Flying Miss, who operates at the bottom of the class ladder at Hastings, is a perfect example of the purse level problem facing owners of blue-collar horses nationwide.
Her unbeaten run of four wins this season has netted her owners, in this case Maybin and his wife, Sheena, around $30,000. However, the costs of training a racehorse have, since the pandemic, ballooned to around $3,000 to $4,000 per month during the season, meaning even four-time winners of Flying Miss’s class are struggling to cover their owners’ costs.
Fortunately for Maybin, the costs are of secondary importance. A self-made man, who has worked tirelessly since arriving in Canada from Ireland as a youngster, he doesn’t train horses for a living, and owns, with Sheena, the horses he does train.
“If I had to do it for a living, I’d have quit a long time ago,” he is on record as saying.
Rob and Sheena, who along with assistant trainer Demitris Topouzis are vital cogs in the barn’s winner factory, were leading owners two years ago and currently sit atop of that particular table again, both numerically and in terms of prize-money won.

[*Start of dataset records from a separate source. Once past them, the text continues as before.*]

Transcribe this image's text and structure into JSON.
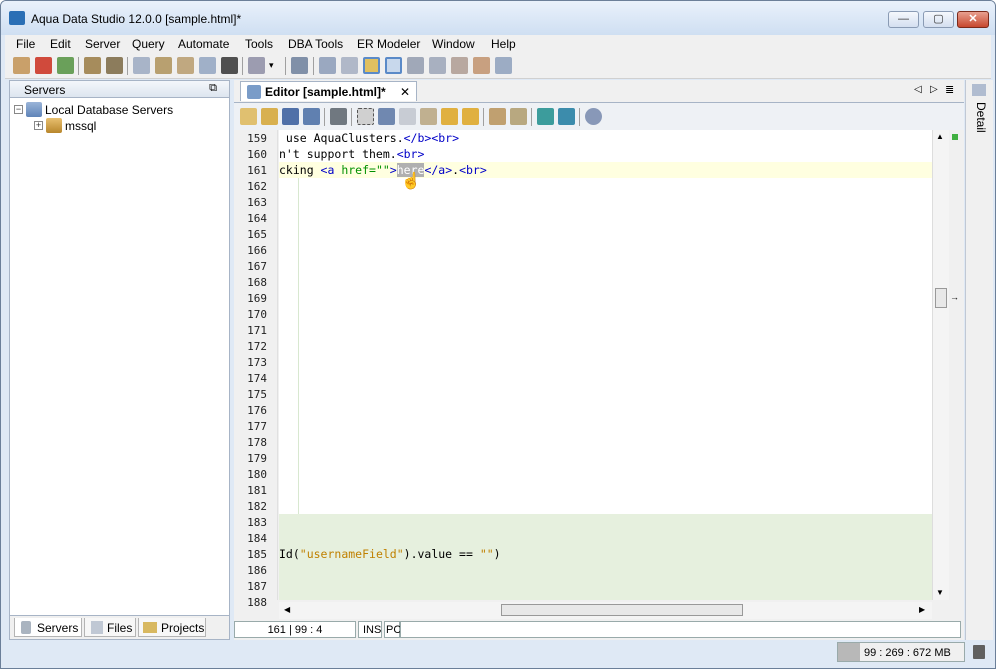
{
  "window": {
    "title": "Aqua Data Studio 12.0.0 [sample.html]*",
    "min_label": "—",
    "max_label": "▢",
    "close_label": "✕"
  },
  "menu": [
    "File",
    "Edit",
    "Server",
    "Query",
    "Automate",
    "Tools",
    "DBA Tools",
    "ER Modeler",
    "Window",
    "Help"
  ],
  "servers_panel": {
    "title": "Servers",
    "restore_glyph": "⧉",
    "tree": {
      "root": "Local Database Servers",
      "child": "mssql"
    },
    "tabs": [
      "Servers",
      "Files",
      "Projects"
    ]
  },
  "editor": {
    "tab_title": "Editor [sample.html]*",
    "tab_close": "✕",
    "line_numbers": [
      "159",
      "160",
      "161",
      "162",
      "163",
      "164",
      "165",
      "166",
      "167",
      "168",
      "169",
      "170",
      "171",
      "172",
      "173",
      "174",
      "175",
      "176",
      "177",
      "178",
      "179",
      "180",
      "181",
      "182",
      "183",
      "184",
      "185",
      "186",
      "187",
      "188"
    ],
    "lines": {
      "l159": [
        {
          "t": " use AquaClusters.",
          "c": ""
        },
        {
          "t": "</b><br>",
          "c": "blue"
        }
      ],
      "l160": [
        {
          "t": "n't support them.",
          "c": ""
        },
        {
          "t": "<br>",
          "c": "blue"
        }
      ],
      "l161": [
        {
          "t": "cking ",
          "c": ""
        },
        {
          "t": "<a ",
          "c": "blue"
        },
        {
          "t": "href=\"\"",
          "c": "green"
        },
        {
          "t": ">",
          "c": "blue"
        },
        {
          "t": "here",
          "c": "sel"
        },
        {
          "t": "</a>",
          "c": "blue"
        },
        {
          "t": ".",
          "c": ""
        },
        {
          "t": "<br>",
          "c": "blue"
        }
      ],
      "l185": [
        {
          "t": "Id(",
          "c": ""
        },
        {
          "t": "\"usernameField\"",
          "c": "orange"
        },
        {
          "t": ").value == ",
          "c": ""
        },
        {
          "t": "\"\"",
          "c": "orange"
        },
        {
          "t": ")",
          "c": ""
        }
      ]
    },
    "status": {
      "position": "161 | 99 : 4",
      "mode": "INS",
      "encoding": "PC"
    },
    "nav": {
      "prev": "◁",
      "next": "▷",
      "list": "≣"
    }
  },
  "right_strip": {
    "label": "Detail"
  },
  "memory": "99 : 269 : 672 MB",
  "colors": {
    "accent": "#2b6fb5",
    "current_line": "#ffffe0",
    "highlight_block": "#e6f0de",
    "selection": "#b0b0b0"
  }
}
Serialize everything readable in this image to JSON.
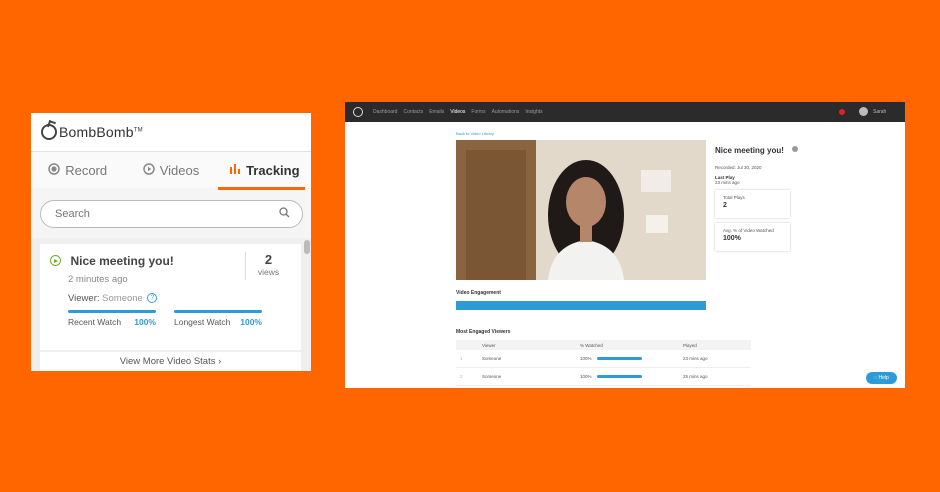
{
  "popup": {
    "brand": "BombBomb",
    "brand_tm": "TM",
    "tabs": [
      {
        "label": "Record",
        "icon": "record-icon"
      },
      {
        "label": "Videos",
        "icon": "play-icon"
      },
      {
        "label": "Tracking",
        "icon": "bar-chart-icon"
      }
    ],
    "search": {
      "placeholder": "Search"
    },
    "video": {
      "title": "Nice meeting you!",
      "time_ago": "2 minutes ago",
      "views_count": "2",
      "views_label": "views",
      "viewer_label": "Viewer:",
      "viewer_name": "Someone",
      "recent_watch_label": "Recent Watch",
      "recent_watch_value": "100%",
      "recent_watch_fraction": 1.0,
      "longest_watch_label": "Longest Watch",
      "longest_watch_value": "100%",
      "longest_watch_fraction": 1.0
    },
    "more_stats_label": "View More Video Stats ›"
  },
  "dashboard": {
    "nav": [
      "Dashboard",
      "Contacts",
      "Emails",
      "Videos",
      "Forms",
      "Automations",
      "Insights"
    ],
    "active_nav": "Videos",
    "user_label": "Sarah",
    "back_link": "Back to Video Library",
    "video_title": "Nice meeting you!",
    "recorded": "Recorded: Jul 30, 2020",
    "last_play_label": "Last Play",
    "last_play_value": "23 mins ago",
    "total_plays_label": "Total Plays",
    "total_plays_value": "2",
    "avg_watched_label": "Avg. % of Video Watched",
    "avg_watched_value": "100%",
    "engagement_label": "Video Engagement",
    "engagement_fraction": 1.0,
    "viewers_title": "Most Engaged Viewers",
    "table_headers": [
      "",
      "Viewer",
      "% Watched",
      "Played"
    ],
    "rows": [
      {
        "index": "1",
        "viewer": "Someone",
        "watched": "100%",
        "played": "23 mins ago"
      },
      {
        "index": "2",
        "viewer": "Someone",
        "watched": "100%",
        "played": "25 mins ago"
      }
    ],
    "help_label": "Help"
  },
  "colors": {
    "background": "#ff6600",
    "accent_blue": "#2e9bd6",
    "play_green": "#6cae2a",
    "notification_red": "#e02020"
  }
}
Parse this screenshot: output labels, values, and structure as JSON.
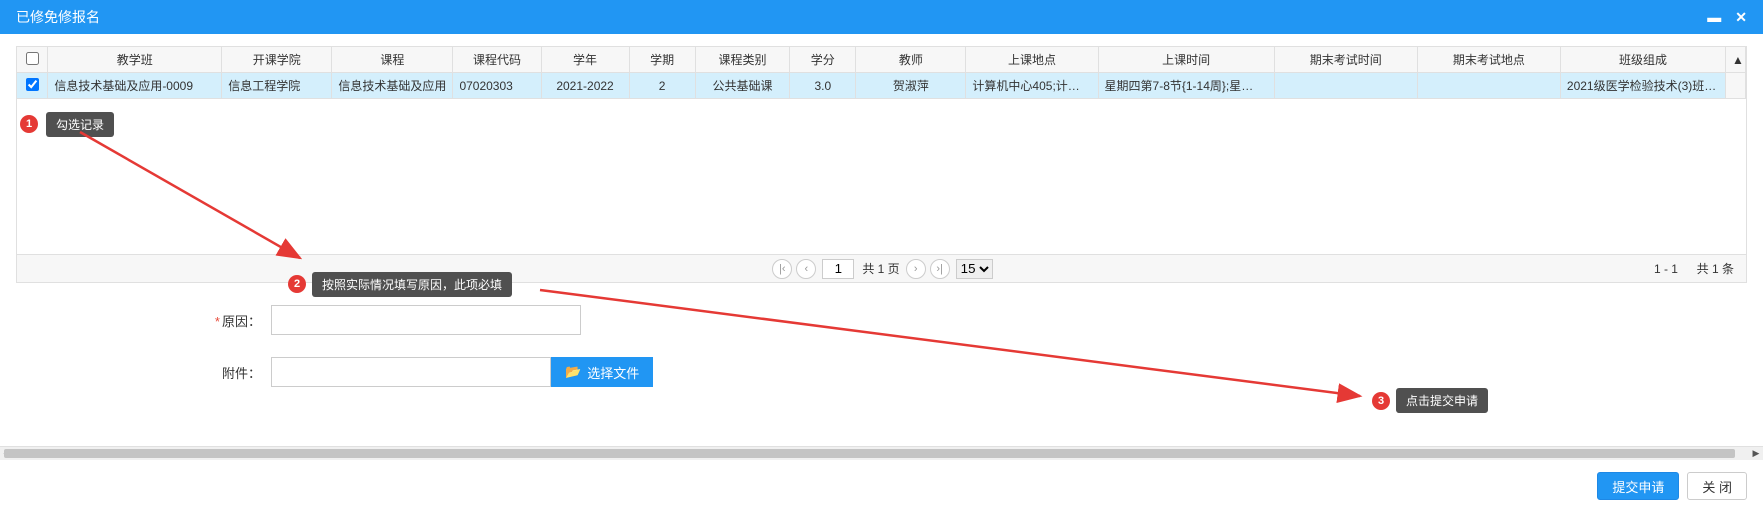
{
  "titlebar": {
    "title": "已修免修报名",
    "minimize_icon": "minimize-icon",
    "close_icon": "close-icon"
  },
  "table": {
    "headers": [
      "",
      "教学班",
      "开课学院",
      "课程",
      "课程代码",
      "学年",
      "学期",
      "课程类别",
      "学分",
      "教师",
      "上课地点",
      "上课时间",
      "期末考试时间",
      "期末考试地点",
      "班级组成"
    ],
    "rows": [
      {
        "checked": true,
        "cells": [
          "信息技术基础及应用-0009",
          "信息工程学院",
          "信息技术基础及应用",
          "07020303",
          "2021-2022",
          "2",
          "公共基础课",
          "3.0",
          "贺淑萍",
          "计算机中心405;计算…",
          "星期四第7-8节{1-14周};星…",
          "",
          "",
          "2021级医学检验技术(3)班…"
        ]
      }
    ]
  },
  "pager": {
    "first_icon": "⏮",
    "prev_icon": "‹",
    "page_value": "1",
    "total_pages_text": "共 1 页",
    "next_icon": "›",
    "last_icon": "⏭",
    "page_size": "15",
    "range_text": "1 - 1",
    "total_text": "共 1 条"
  },
  "form": {
    "reason_required_mark": "*",
    "reason_label": "原因：",
    "reason_value": "",
    "attachment_label": "附件：",
    "attachment_value": "",
    "choose_file_label": "选择文件"
  },
  "annotations": {
    "step1_badge": "1",
    "step1_text": "勾选记录",
    "step2_badge": "2",
    "step2_text": "按照实际情况填写原因，此项必填",
    "step3_badge": "3",
    "step3_text": "点击提交申请"
  },
  "footer": {
    "submit_label": "提交申请",
    "close_label": "关 闭"
  },
  "colors": {
    "primary": "#2196f3",
    "callout_bg": "#505050",
    "badge_bg": "#e53935"
  }
}
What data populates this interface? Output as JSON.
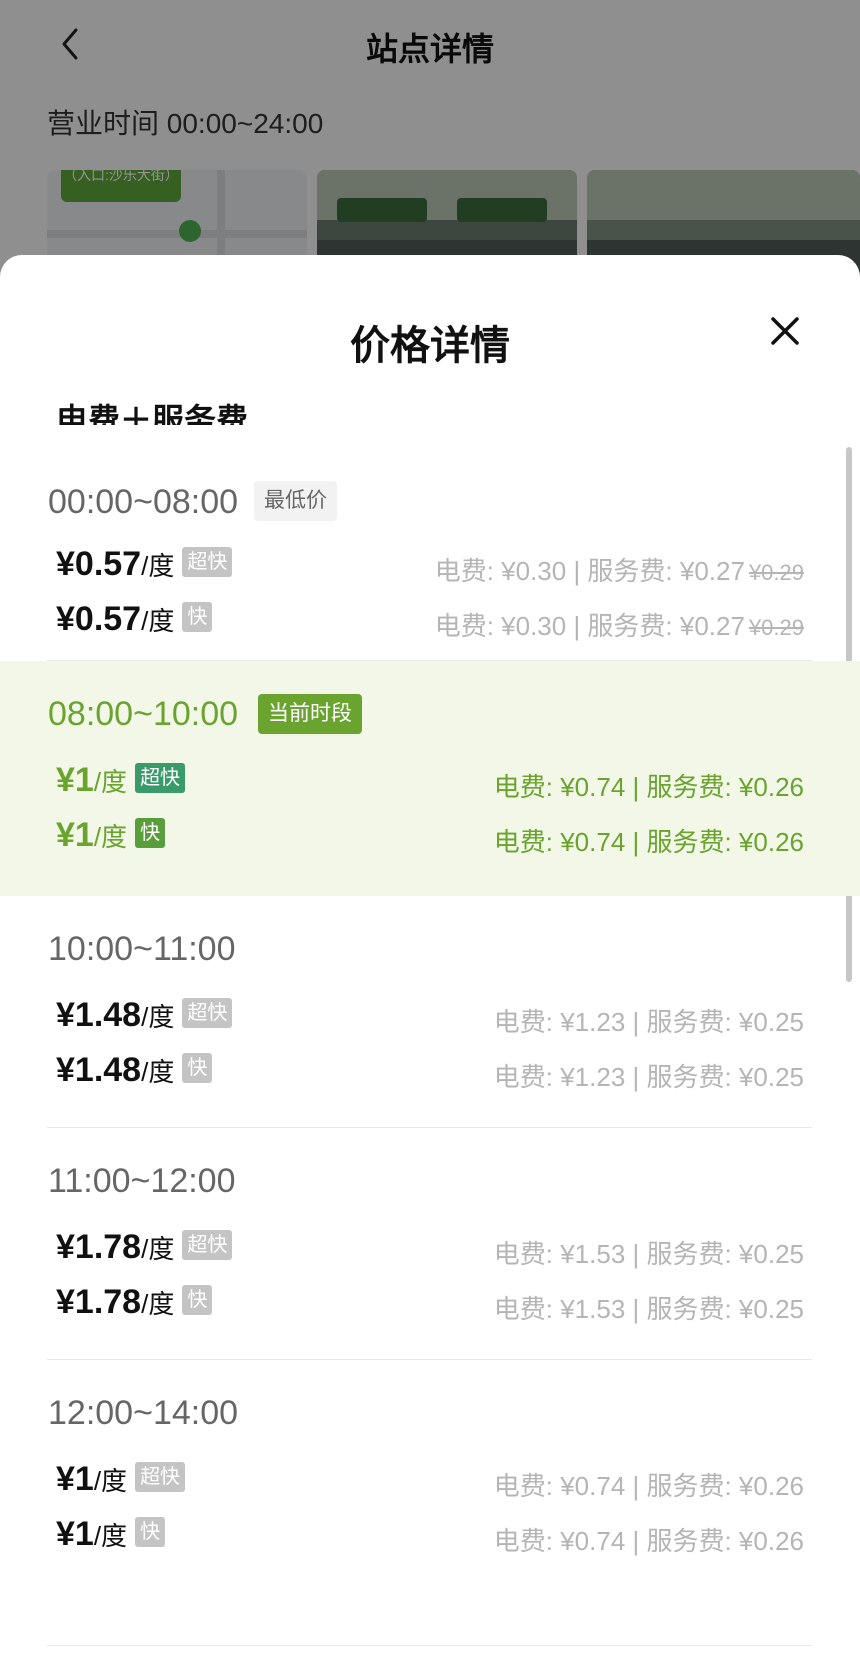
{
  "background": {
    "title": "站点详情",
    "hours": "营业时间 00:00~24:00",
    "map_tag": "（入口:沙乐大街）"
  },
  "sheet": {
    "title": "价格详情",
    "section_label": "电费＋服务费",
    "blocks": [
      {
        "time": "00:00~08:00",
        "tag": "最低价",
        "rows": [
          {
            "price": "¥0.57",
            "unit": "/度",
            "badge": "超快",
            "detail": "电费: ¥0.30 | 服务费: ¥0.27",
            "original": "¥0.29"
          },
          {
            "price": "¥0.57",
            "unit": "/度",
            "badge": "快",
            "detail": "电费: ¥0.30 | 服务费: ¥0.27",
            "original": "¥0.29"
          }
        ]
      },
      {
        "time": "08:00~10:00",
        "tag": "当前时段",
        "rows": [
          {
            "price": "¥1",
            "unit": "/度",
            "badge": "超快",
            "detail": "电费: ¥0.74 | 服务费: ¥0.26"
          },
          {
            "price": "¥1",
            "unit": "/度",
            "badge": "快",
            "detail": "电费: ¥0.74 | 服务费: ¥0.26"
          }
        ]
      },
      {
        "time": "10:00~11:00",
        "rows": [
          {
            "price": "¥1.48",
            "unit": "/度",
            "badge": "超快",
            "detail": "电费: ¥1.23 | 服务费: ¥0.25"
          },
          {
            "price": "¥1.48",
            "unit": "/度",
            "badge": "快",
            "detail": "电费: ¥1.23 | 服务费: ¥0.25"
          }
        ]
      },
      {
        "time": "11:00~12:00",
        "rows": [
          {
            "price": "¥1.78",
            "unit": "/度",
            "badge": "超快",
            "detail": "电费: ¥1.53 | 服务费: ¥0.25"
          },
          {
            "price": "¥1.78",
            "unit": "/度",
            "badge": "快",
            "detail": "电费: ¥1.53 | 服务费: ¥0.25"
          }
        ]
      },
      {
        "time": "12:00~14:00",
        "rows": [
          {
            "price": "¥1",
            "unit": "/度",
            "badge": "超快",
            "detail": "电费: ¥0.74 | 服务费: ¥0.26"
          },
          {
            "price": "¥1",
            "unit": "/度",
            "badge": "快",
            "detail": "电费: ¥0.74 | 服务费: ¥0.26"
          }
        ]
      }
    ]
  },
  "colors": {
    "accent_green": "#6aa42f",
    "current_bg": "#f2f7e8",
    "muted_text": "#b5b5b5"
  },
  "icons": {
    "back": "chevron-left-icon",
    "close": "close-icon"
  }
}
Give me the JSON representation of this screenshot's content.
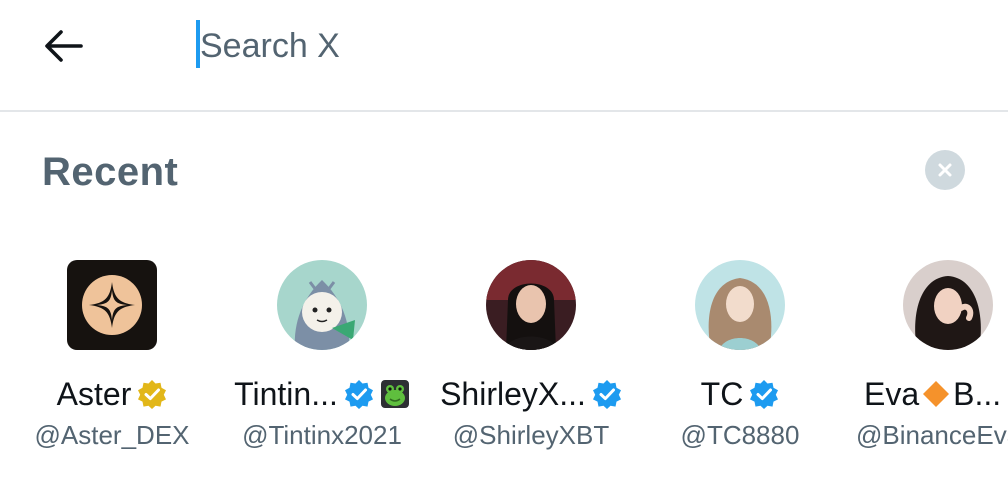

And whatever happens between now and the end of the season, Maybin should still be a regular visitor to the winner’s circle. Touch wood.
Hastings Selections
Friday Night, First Race: 7 p.m.: Previously a winner in tougher company than he finds himself tonight, Prince Cairo can kick the weekend off perfectly for his Hastings Racing Club members
Hastings Race 5 (9 p.m.): Recruited out of Woodbine, Dream Jereem ran well enough when second last time to suggest he can take advantage of tonight’s small drop in class to get off the mark at Hastings.